Twitter's New Tailored Suggestion Service Raises Questions

UPDATED JUNE 5, 2012 TO REFLECT FEEDBACK FROM TWITTER, NOTED IN BOLD BELOW

First, thanks to InfoLawGroup Law Clerk Nihar Shah, who contributed to this post.  Let's talk about one of my favorite topics - privacy policy changes and updates! 

The buzz words in privacy over the last few months (really much longer than that) have been “Do Not Track,” particularly in regard to joint efforts by browser companies and the FTC to introduce "Do Not Track” (DNT) options.  Twitter is just the latest company to adopt a DNT browser option, indicating in a blast email to all Twitter users that the setting is now available for implementation if a user so chooses. Interestingly, a much less publicized setting was also presented in that same email blast: Twitter’s new “tailored suggestion feature.” Applications and widgets created by Twitter will begin to collect data about Twitter users from third party websites that feature those products. This is an entirely new feature from Twitter, and is being implemented as a default option for both new and existing Twitter users.

The addition of the service has drawn the attention of Congress, with Representatives Joe Barton (R-TX) and Cliff Stearns (R-FL), both members of the Bipartisan Privacy Caucus and the House Committee on Energy and Commerce, recently sending a letter to Twitter asking for clarification on numerous issues relating to the tailored suggestions program, and its interaction with Twitter’s commitment to the DNT browser option. The Congressmen seek clarification on how Twitter purports to honor a user’s choice to opt-out of targeted advertising and data collection using the DNT browser option, while simultaneously collecting user information from third party websites under the tailored suggestions program. Further, the letter asks for a broad overview of Twitter’s data collection, retention, and disposal methods. Twitter has until June 15th to respond to the Congressmen’s inquiries.

The FTC may also take notice of the tailored suggestions program, perhaps analyzing the issue under the Gateway consent decree from 2004, which the FTC cites as part of the “fundamental FTC law and policy that companies must deliver on promises they make to consumers about how their information is collected, used, and shared” (2009 FTC Self-Regulatory Principles for Online Behavioral Advertising, Pg. 40). Since Gateway, the FTC has required entities to obtain affirmative express consent from users where the “retroactive application of [the entity’s] revised privacy policy [containing material changes to its practices that were inconsistent with the entity’s original promise to consumers] causes or is likely to cause substantial injury to consumers that is not outweighed by countervailing benefits to consumers or competition and is not reasonably avoidable by consumers.”
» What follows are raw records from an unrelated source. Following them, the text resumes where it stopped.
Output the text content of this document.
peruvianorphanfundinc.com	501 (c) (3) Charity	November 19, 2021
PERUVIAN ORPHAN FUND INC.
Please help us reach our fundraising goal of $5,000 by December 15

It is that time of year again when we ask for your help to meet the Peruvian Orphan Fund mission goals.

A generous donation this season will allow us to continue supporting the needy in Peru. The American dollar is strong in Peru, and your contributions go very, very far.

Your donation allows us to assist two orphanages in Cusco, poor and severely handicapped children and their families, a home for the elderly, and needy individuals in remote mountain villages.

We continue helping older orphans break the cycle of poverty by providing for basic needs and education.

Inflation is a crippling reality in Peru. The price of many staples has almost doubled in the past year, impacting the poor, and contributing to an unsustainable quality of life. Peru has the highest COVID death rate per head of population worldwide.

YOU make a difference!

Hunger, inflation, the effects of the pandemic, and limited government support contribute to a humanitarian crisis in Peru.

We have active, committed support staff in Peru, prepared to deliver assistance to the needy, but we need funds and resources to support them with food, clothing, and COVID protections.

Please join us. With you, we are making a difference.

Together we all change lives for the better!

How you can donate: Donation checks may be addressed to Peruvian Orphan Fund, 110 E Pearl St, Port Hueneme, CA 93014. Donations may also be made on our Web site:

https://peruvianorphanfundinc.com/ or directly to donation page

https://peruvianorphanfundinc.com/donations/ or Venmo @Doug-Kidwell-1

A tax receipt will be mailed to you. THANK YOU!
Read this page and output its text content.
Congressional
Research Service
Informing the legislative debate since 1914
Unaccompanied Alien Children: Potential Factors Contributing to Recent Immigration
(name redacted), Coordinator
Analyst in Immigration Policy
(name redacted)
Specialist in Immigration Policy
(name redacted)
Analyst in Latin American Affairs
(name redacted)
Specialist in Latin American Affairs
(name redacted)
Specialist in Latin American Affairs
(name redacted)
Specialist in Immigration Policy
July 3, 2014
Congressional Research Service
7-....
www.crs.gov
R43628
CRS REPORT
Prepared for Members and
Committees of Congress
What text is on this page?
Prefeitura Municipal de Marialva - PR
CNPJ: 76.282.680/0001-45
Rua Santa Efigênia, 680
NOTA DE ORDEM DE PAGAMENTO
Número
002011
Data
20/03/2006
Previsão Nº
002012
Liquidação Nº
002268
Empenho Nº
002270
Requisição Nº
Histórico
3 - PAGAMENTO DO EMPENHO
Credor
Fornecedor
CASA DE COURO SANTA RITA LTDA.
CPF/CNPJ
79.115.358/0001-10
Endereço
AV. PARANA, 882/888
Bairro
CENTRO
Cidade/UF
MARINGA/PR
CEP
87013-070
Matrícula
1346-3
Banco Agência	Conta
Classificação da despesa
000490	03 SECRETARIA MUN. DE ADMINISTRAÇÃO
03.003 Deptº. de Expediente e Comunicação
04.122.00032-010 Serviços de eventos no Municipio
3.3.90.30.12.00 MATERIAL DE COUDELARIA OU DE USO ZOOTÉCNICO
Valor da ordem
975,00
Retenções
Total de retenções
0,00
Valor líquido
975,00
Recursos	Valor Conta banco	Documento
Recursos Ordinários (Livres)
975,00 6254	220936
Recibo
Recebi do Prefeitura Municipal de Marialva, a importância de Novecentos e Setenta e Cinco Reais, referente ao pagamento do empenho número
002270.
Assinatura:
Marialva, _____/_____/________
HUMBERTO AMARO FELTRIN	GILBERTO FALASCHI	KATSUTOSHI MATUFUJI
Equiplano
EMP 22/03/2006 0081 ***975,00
The FTC clarified the standard both in the 2009 Self-Regulatory Principles for Online Behavioral Advertising and the 2012 Final Report on Online Consumer Privacy. The 2009 report determined that the standard “is limited to changes that are both material and retroactive,” where materiality is defined as “(i) using data for different purposes than described at the time of collection, or (ii) sharing data with third parties, contrary to promises made at the time of collection.” The FTC concluded that “a retroactive change does not include the circumstance where a company changes its privacy policy and then proceeds to collect and use new data under the new policy.” In these circumstances, the FTC suggests an opt-out choice accompanied by “some form of prominent notice,” such as “sending an email notice to their customer … or providing a prominent notice on the landing page of their website.” According to the 2012 report, “sharing consumer information with third parties after committing at the time of collection not to share the data would constitute a material change.”

It is not clear how the Gateway analysis would apply to the Twitter changes, but we can compare some features of the previous and current versions of Twitter’s privacy policy.   It appears that Twitter has updated its privacy policy five times from 2007-2012, and only the most recent version contains any reference to the type of data required to be collected and used as part of the tailored suggestions program. This “Widget Data” is defined as data collected from Twitter buttons or widgets on third party websites, and is then attached to the unique cookie file on a user’s computer. This information is kept separate from the “Log Data” which collects “page-visit” information (i.e. referring web page, location, browser used); however, Log Data does contain information from the same buttons and widgets that collect Widget Data. Notably, Widget Data and Log Data both collect data from the same sources, Twitter buttons and widgets. There are references to the data collected from “applications” in the previous version of the Twitter privacy policy in which Twitter acknowledges collecting Log Data from applications on third party websites, but promises to “either delete [the data] or remove any common account identifiers, such as your username, full IP address, or email address after 18 months.” Twitter now apparently separates that data as Widget Data and specifically does not de-identify the data for the purposes of providing targeted services for a period of 10 days, after which the Widget Data is deleted or de-identified.

Takeaways?  Remains to be seen.  But, as always, organizations making changes to privacy policies should not implement them in an ad hoc manner.  In addition to consulting with all internal stakeholders for accuracy and anticipating future use cases that might require additional changes, companies need to consider whether changes are material and/or retroactive, and craft appropriate mechanisms for notifying (and, as applicable, obtaining the consent of) users to such changes.